Washington looks at modest bee forage experiment
Published 7:50 am Monday, February 22, 2016
OLYMPIA — For the sake of honeybees, Washington may cautiously experiment with introducing pollen-rich plants on small pieces of private land, testing whether noxious weeds can be controlled without killing every blooming plant.
House Bill 2478, similar to legislation that stalled last year, would authorize the State Noxious Weed Control Board to supply landowners with bee-friendly plants or seeds.
Landowners would then see over several years whether forage for pollinators could supplant noxious weeds, reducing herbicide spraying that also eradicates plants that bees feed on.
“That’s been a source of frustration for many beekeepers, that often weed control is out of control and leaves nothing for the bees to forage,” said Ephrata commercial beekeeper Tim Hiatt, legislative chairman of the Washington State Beekeepers Association.
HB 2478 has been passed 96-1 by the House and has received a favorable reception from the Senate Agriculture Committee. The Washington Farm Bureau has indicated its support.
A more ambitious and expensive bee-forage bill last year would have directed the weed control board to work with state and federal land managers to replace noxious weeds with pollen- and nectar-rich plants.
The bill passed the House, but received 31 “no” votes and never came to a vote in the Senate.
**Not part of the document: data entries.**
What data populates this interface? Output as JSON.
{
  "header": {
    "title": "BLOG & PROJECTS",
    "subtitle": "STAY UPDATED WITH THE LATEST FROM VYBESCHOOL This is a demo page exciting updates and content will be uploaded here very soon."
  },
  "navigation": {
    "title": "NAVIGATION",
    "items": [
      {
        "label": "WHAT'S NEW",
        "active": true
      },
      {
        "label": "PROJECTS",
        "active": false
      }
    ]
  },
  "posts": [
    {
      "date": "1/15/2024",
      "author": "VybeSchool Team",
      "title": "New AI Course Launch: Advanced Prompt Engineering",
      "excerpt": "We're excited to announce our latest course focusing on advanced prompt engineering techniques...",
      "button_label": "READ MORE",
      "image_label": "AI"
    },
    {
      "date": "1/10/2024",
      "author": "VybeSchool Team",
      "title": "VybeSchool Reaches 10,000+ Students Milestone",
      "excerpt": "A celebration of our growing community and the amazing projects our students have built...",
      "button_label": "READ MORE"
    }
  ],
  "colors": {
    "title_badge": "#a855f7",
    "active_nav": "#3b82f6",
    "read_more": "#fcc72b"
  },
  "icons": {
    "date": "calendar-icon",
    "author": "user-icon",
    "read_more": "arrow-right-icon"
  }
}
The bill encountered opposition from legislators concerned about the dangers of inadvertently introducing new invasive plants.
This year’s bill, introduced by Rep. Strom Peterson, D-Edmonds, focuses on working with private landowners on a modest scale.
The weed control board’s executive secretary, Alison Halpern, said that if the Senate passes the bill, she envisions about 100 landowners around the state supplanting noxious weeds with bee forage on one-tenth of an acre plots.
“I think it’s a great bill,” she said. “It allows us to do more outreach to landowners about long-term management, not just weed control.”
The bill also encourages state agencies to look at planting bee forage.
The bill does not dictate any changes in current weed-control efforts by landowners or counties. The state would spend an estimated $17,000 the first year on seeds, plants and printing up information about the pilot project.
A Washington State Department of Agriculture study group last year concluded that lack of forage was a prime reason for high bee mortality rates. Among 147 plants designated by the state as noxious weeks, at least 27 of them are good sources of bee nutrition, according to a legislative report.
The pilot project would have little immediate effect. One hundred landowners planting pollen-rich plants on one-tenth acre plots equals 10 acres.
“This project wouldn’t create acres and acres of forage for bees, but it would create, we hope, good guidelines for landowners to go forward if they’re interested in creating forage when they remove noxious weeds,” Hiatt said.